Spectral Methods for Polynomial Optimization

TL;DR

This paper introduces a spectral hierarchy of relaxations for polynomial optimization, leveraging eigenvalue computations to efficiently obtain bounds and improve scalability over traditional sum-of-squares methods.

Contribution

It proposes a novel spectral relaxation framework based on generalized eigenvalues, applicable to large-scale polynomial optimization problems with bounded constraints.

Findings

Method efficiently computes lower bounds via eigenvalues.

Scalability surpasses sum-of-squares convex relaxations.

Applicable to all polynomial problems with bounded sets.

Abstract

We present a hierarchy of tractable relaxations to obtain lower bounds on the minimum value of a polynomial over a constraint set defined by polynomial equations. In contrast to previous convex relaxation techniques for this problem, our method is based on computing the smallest generalized eigenvalue of a pair of matrices derived from the problem data, which can be accomplished for large problem instances using off-the-shelf software.

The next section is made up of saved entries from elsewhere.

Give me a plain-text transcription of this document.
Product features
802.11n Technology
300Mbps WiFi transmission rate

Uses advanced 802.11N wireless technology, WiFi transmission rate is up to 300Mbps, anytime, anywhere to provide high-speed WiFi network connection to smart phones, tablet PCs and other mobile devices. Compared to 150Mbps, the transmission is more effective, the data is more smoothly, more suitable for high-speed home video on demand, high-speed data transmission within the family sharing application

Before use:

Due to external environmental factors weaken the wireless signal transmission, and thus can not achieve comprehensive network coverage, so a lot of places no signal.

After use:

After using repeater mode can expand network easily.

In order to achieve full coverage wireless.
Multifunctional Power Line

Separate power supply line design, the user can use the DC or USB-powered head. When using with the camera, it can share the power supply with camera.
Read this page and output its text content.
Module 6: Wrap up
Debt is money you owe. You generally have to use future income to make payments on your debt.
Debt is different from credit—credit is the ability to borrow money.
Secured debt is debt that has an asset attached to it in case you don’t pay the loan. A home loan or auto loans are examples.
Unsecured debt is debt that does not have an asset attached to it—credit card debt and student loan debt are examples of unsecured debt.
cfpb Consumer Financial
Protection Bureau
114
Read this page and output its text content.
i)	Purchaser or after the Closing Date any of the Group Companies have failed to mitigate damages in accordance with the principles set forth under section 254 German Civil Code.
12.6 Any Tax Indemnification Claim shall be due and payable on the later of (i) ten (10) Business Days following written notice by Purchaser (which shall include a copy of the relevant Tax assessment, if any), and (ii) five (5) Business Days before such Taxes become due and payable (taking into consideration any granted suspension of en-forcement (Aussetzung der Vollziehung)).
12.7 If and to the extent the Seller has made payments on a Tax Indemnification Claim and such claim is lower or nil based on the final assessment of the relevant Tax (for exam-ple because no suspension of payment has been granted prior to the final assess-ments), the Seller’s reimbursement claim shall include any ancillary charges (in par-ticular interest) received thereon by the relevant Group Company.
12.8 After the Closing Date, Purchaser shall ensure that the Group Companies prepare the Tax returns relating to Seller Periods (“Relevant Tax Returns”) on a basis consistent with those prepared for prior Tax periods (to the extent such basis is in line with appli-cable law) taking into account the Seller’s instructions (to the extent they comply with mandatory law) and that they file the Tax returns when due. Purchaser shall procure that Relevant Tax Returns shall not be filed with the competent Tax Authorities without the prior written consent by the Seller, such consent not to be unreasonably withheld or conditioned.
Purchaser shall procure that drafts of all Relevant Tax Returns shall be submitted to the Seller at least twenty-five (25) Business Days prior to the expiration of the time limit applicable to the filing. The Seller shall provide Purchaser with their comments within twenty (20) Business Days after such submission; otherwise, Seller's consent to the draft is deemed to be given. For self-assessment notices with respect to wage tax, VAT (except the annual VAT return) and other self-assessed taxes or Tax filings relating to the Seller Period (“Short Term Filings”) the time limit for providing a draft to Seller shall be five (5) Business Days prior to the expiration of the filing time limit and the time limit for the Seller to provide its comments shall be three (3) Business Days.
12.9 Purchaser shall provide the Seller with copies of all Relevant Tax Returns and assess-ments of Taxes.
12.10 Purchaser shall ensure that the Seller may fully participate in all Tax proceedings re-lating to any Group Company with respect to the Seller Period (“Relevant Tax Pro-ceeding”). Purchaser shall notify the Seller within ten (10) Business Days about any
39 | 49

We characterize the algebraic structure in a problem that facilitates the application of our framework, and we observe that our method is applicable for all polynomial optimization problems with bounded constraint sets. Our construction also yields a nested sequence of structured convex outer approximations of a bounded algebraic variety with the property that linear optimization over each approximation reduces to an eigenvalue computation. Finally, we present numerical experiments on representative problems in which we demonstrate the scalability of our approach compared to convex relaxation methods derived from sums-of-squares certificates of nonnegativity.